The mapreduce used to execute the job is only mapper and has no reducer. So in a right or full outer type of association, this does not work, because in these cases it is only possible to determine if there is really no matching record until all the inputs are aggregated at the reducer stage. In the left association of the figure below, we can see from the log that reducer is not enabled:
In full join, a reducer is enabled:
The Map Association can be further enhanced in the table of the buckets, at which point the Mapper simply reads the specific bucket in the right table to complete the association operation. To take advantage of this optimization, you need to set hive.optimize.bucketmapjoin=true. 4. Sub-query
A subquery refers to a SELECT statement that is embedded in another SQL statement. Hive provides limited support for subqueries, running embedded subqueries in from, where, and select. The following statement uses a subquery in the From:
Select Station, year, AVG (Max_temperature) from
(
Select Station, year, Max (temperature) as Max_temperature From
records2
where temperature! = 9999 and quality in (0,1,4,5,9)
Group by station, year
) Mt
Group By station, year
The result of the subquery needs to be given a name, and the Mt table name above is used for the outer query. At the same time, the fields in the subquery also give the name, which makes it convenient for the outer query reference, such as Max_temperature. 5. View
A view can be viewed as a virtual table defined by a select that shows data different from the internal storage to the user and is often used for permission control.
The view in hive is not materialized to disk, and the view query is not executed until a query that uses the view is run.
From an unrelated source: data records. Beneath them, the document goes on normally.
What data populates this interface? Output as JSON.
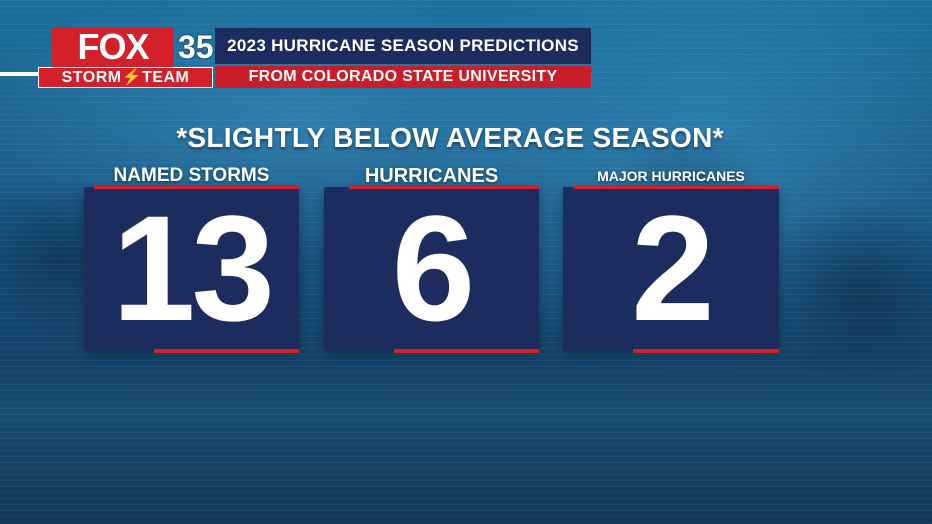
{
  "logo": {
    "brand": "FOX",
    "channel": "35",
    "team": "STORM⚡TEAM"
  },
  "header": {
    "title": "2023 HURRICANE SEASON PREDICTIONS",
    "subtitle": "FROM COLORADO STATE UNIVERSITY"
  },
  "headline": "*SLIGHTLY BELOW AVERAGE SEASON*",
  "stats": [
    {
      "label": "NAMED STORMS",
      "value": "13"
    },
    {
      "label": "HURRICANES",
      "value": "6"
    },
    {
      "label": "MAJOR HURRICANES",
      "value": "2"
    }
  ],
  "colors": {
    "navy": "#1d2c5e",
    "red": "#d3202b",
    "background": "#1a5f8c"
  }
}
If the view's data is often used, consider using the Create TABLE ... As select creates a table that stores the contents of the view. We use the view to rewrite the previous query:
Create VIEW Valid_records
as
SELECT * from
records
where temperature! = 9999 and quality in (0,1,4,5,9)
When the view is created and saved to Metastore, but not really running, the show Tables command can see the view, and you can use describe EXTENDED view_name query The view for further information, such as what kind of select was created. Then create another view on the basis of the view:
Create View Max_temperatures (Station,year,max_temperature (
as
select Station,year,max (temperture)
From Valid_records
Group by station, year;
The field name is explicitly specified when you create the view, because the Aggregation field hive automatically creates fields such as _C2, or you can use the AS clause to specify an aggregated field name.
Finally we look at the final result from this view:
Select Station, Year,avg (max_temperature) from
max_temperatures
Group by Station,year;
Additionally, the view of hive is read-only, so the underlying table data cannot be finer through the view.